I also can understand how being a new player on a highly competitive team can drive you back in line. You may not even have a choice. Just do your best to get to the front, get as close as you can because YOU want to be among the first 3!

And for goalies, I have not forgotten about you. What upset me about 1 particular team I coached was how the goalies would be often goofing off during drill explanations, and not take the entire drill seriously. I am not particular about goalies having to understand the skaters responsibility but why not spend time away from shots with focus. Take every shot as if it was the game winning attempt by the opponents. Do your best, and showing that intensity and drive to treat every shot as if it were the most crucial save will show your dedication. Even if you let one past, forget quickly and move onto the next shot. Nothing was worse then seeing my goalies get scored on and lay on the ground in disbelief or fatigue, wondering what if. Get up asap and get ready for the next shot attempt. You are a goalie, not a fat man. Show intensity. 



3. Listen & Learn 

Do not be afraid of criticism. I have had some coaches who never seemed to stop commenting on mistakes I made. But there never was a time where a coach questioned my work ethic. And that is because the coaches believed in my work ethic, and they wanted to see me improve. If a coach seems to be giving you a hard time, every practice, every year, then its most likely due to the fact that they want nothing but the best from you. 

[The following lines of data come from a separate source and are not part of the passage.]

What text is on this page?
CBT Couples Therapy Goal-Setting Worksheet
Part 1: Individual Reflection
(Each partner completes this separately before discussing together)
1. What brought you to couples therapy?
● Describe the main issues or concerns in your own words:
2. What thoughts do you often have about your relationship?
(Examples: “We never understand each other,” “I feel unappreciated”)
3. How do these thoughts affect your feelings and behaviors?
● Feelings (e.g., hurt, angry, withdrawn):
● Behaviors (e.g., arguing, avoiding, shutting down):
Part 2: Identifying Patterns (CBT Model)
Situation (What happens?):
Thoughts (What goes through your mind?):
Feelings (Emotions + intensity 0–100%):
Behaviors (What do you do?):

Do not let it get to you. Believe in your ability, believe in your growth. 

The only way to get better is to focus and listen. Even the best players in the NHL will tell you that there is someone better than them. Even Sidney Crosby himself was not sure he would make the 2010 or even the 2014 Canadian Olympic team. Regarded as the best player in the game in both years, he refused to discuss Olympic selections with the media in fear that it will ruin his chances of being selected. Simply put, even the best players have fears and even the best players have doubt. There is always someone out there who is better, and if you are the best at the time... then it will not be long until someone catches you.

And unless you're among the top 10 in points in the NHL, or in the NHL at all... We can all use a little modesty. Be okay with your weaknesses, and understand that through consistent practice/focus and dedication you will break through any challenges you have. 

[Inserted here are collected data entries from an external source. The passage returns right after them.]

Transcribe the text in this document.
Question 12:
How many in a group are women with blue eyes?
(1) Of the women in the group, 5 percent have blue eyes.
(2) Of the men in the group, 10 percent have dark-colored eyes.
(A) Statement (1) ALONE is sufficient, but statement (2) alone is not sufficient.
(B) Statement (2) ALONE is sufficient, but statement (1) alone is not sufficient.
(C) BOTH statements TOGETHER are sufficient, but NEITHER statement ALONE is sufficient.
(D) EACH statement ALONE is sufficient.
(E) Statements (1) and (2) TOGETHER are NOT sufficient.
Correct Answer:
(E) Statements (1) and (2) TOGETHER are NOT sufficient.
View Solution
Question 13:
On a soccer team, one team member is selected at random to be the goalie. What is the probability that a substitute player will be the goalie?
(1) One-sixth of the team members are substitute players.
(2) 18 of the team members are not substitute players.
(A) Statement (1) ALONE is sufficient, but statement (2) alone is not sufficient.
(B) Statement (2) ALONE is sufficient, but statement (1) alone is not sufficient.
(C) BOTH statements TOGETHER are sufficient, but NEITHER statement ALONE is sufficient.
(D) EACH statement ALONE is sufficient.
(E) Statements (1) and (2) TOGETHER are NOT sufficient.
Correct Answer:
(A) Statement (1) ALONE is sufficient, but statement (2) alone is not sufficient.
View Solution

If you want to be better, be around others who are better. If you want to be stronger, be around strong people. Same with speed, Hockey IQ and hockey overall skill! 

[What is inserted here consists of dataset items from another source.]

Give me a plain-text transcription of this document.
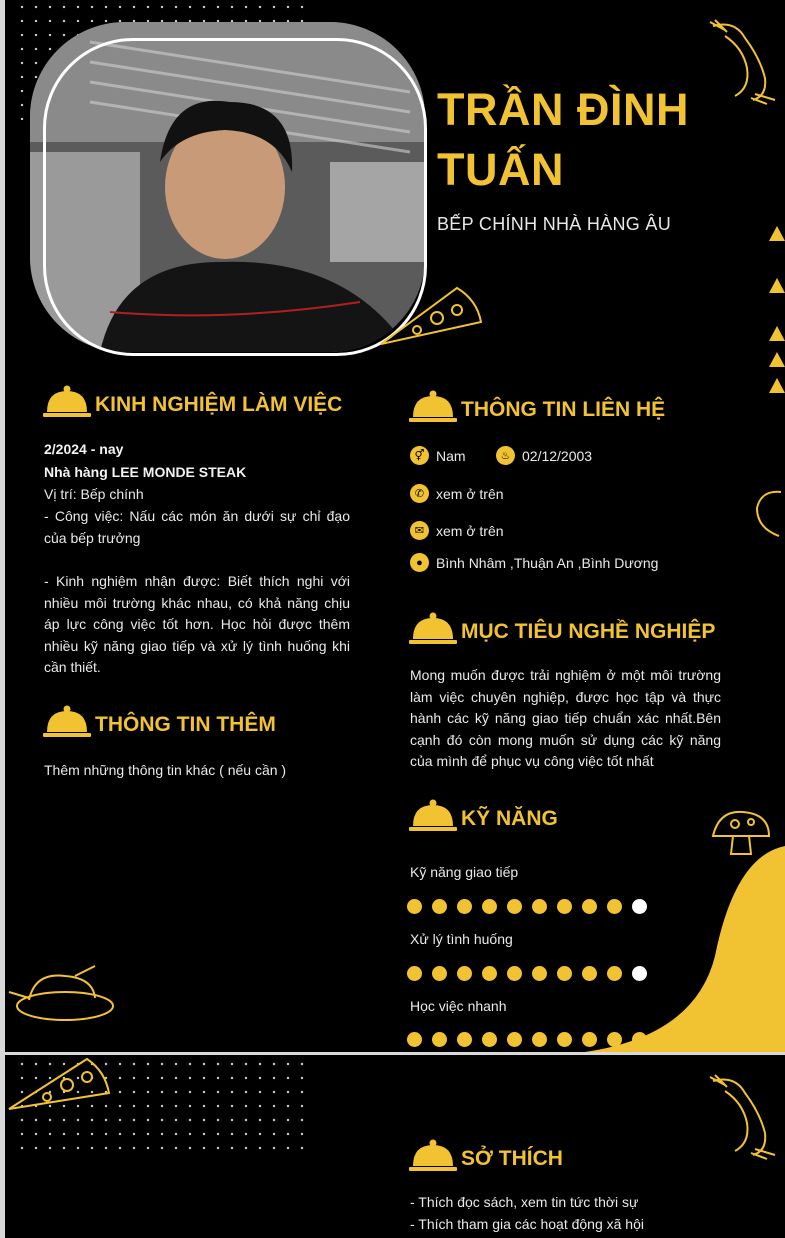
TRẦN ĐÌNH TUẤN
BẾP CHÍNH NHÀ HÀNG ÂU
KINH NGHIỆM LÀM VIỆC
2/2024 - nay
Nhà hàng LEE MONDE STEAK
Vị trí: Bếp chính
- Công việc: Nấu các món ăn dưới sự chỉ đạo của bếp trưởng
- Kinh nghiệm nhận được: Biết thích nghi với nhiều môi trường khác nhau, có khả năng chịu áp lực công việc tốt hơn. Học hỏi được thêm nhiều kỹ năng giao tiếp và xử lý tình huống khi cần thiết.
THÔNG TIN THÊM
Thêm những thông tin khác ( nếu cần )
THÔNG TIN LIÊN HỆ
⚥ Nam	♨ 02/12/2003
✆ xem ở trên
✉ xem ở trên
● Bình Nhâm ,Thuận An ,Bình Dương
MỤC TIÊU NGHỀ NGHIỆP
Mong muốn được trải nghiệm ở một môi trường làm việc chuyên nghiệp, được học tập và thực hành các kỹ năng giao tiếp chuẩn xác nhất.Bên cạnh đó còn mong muốn sử dụng các kỹ năng của mình để phục vụ công việc tốt nhất
KỸ NĂNG
Kỹ năng giao tiếp
Xử lý tình huống
Học việc nhanh
SỞ THÍCH
- Thích đọc sách, xem tin tức thời sự
- Thích tham gia các hoạt động xã hội
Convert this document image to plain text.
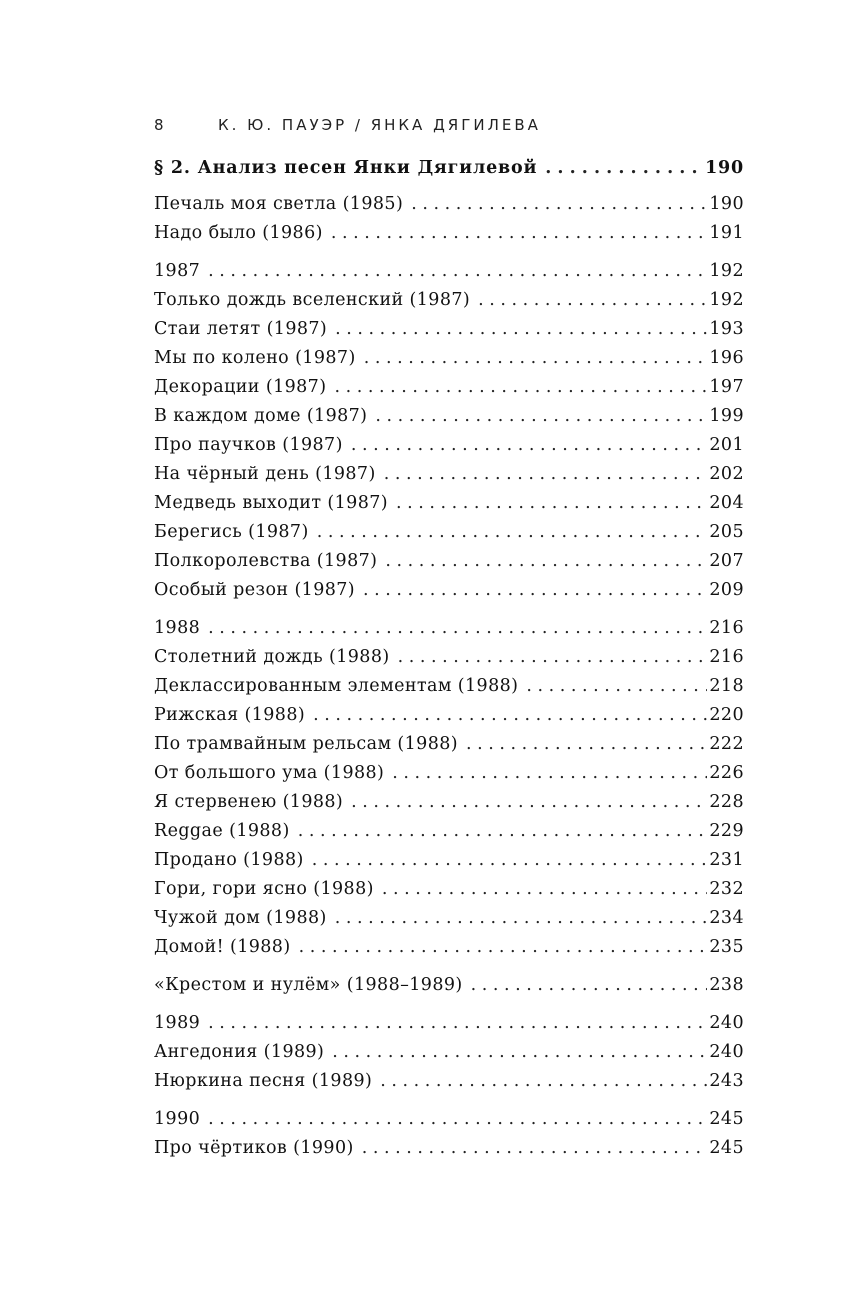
8	К. Ю. ПАУЭР / ЯНКА ДЯГИЛЕВА
§ 2. Анализ песен Янки Дягилевой . . .	190
Печаль моя светла (1985) . . .	190
Надо было (1986) . . .	191
1987 . . .	192
Только дождь вселенский (1987) . . .	192
Стаи летят (1987) . . .	193
Мы по колено (1987) . . .	196
Декорации (1987) . . .	197
В каждом доме (1987) . . .	199
Про паучков (1987) . . .	201
На чёрный день (1987) . . .	202
Медведь выходит (1987) . . .	204
Берегись (1987) . . .	205
Полкоролевства (1987) . . .	207
Особый резон (1987) . . .	209
1988 . . .	216
Столетний дождь (1988) . . .	216
Деклассированным элементам (1988) . . .	218
Рижская (1988) . . .	220
По трамвайным рельсам (1988) . . .	222
От большого ума (1988) . . .	226
Я стервенею (1988) . . .	228
Reggae (1988) . . .	229
Продано (1988) . . .	231
Гори, гори ясно (1988) . . .	232
Чужой дом (1988) . . .	234
Домой! (1988) . . .	235
«Крестом и нулём» (1988–1989) . . .	238
1989 . . .	240
Ангедония (1989) . . .	240
Нюркина песня (1989) . . .	243
1990 . . .	245
Про чёртиков (1990) . . .	245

Listen to your coaches, surround yourself around better people and continue to challenge yourself and over time people will see you for who you are. 





A couple of years ago, I was asked to join the coaching staff of a strong local hockey organization. I was honored and more than excited to accept the offer, however I was not sure of a lot of things. I never coached before besides the fact that I always thought I would love to do it. 

I had no idea about the team, or how my opinions would effect the staff, or how I should coach or manage the players. 

I did not know much, except the game itself. 

So, I just showed up and listened. I started off with listening, and simply doing anything that was asked of me. I showed up early and had a notepad ready to learn. I made sure I showed up at least 15 minutes to practices and notified everyone if I was going to be late due to work/traffic. And if I did show up late I would not sluggishly enter it, I would park and rush into the practice vicinity quickly adjusting myself to what was going on and where I would best be served. 

Not before long I was given my own responsibilities, such as programming the dry-land strength and conditioning work which was one of my passions. They let me work on this all by myself most of the year, and even the rest of the age groups started to take some of my advice. 

Even then, I made sure to only speak when I felt it was right. I knew this was not my team, I simply was an assistant. I offered my hand in anyway I could and kept my ears and eyes open to learning how to improve my own coaching ability. 

Some days I was happy with my own coaching performance, some days I was not. But I learned every time and showed my full dedication.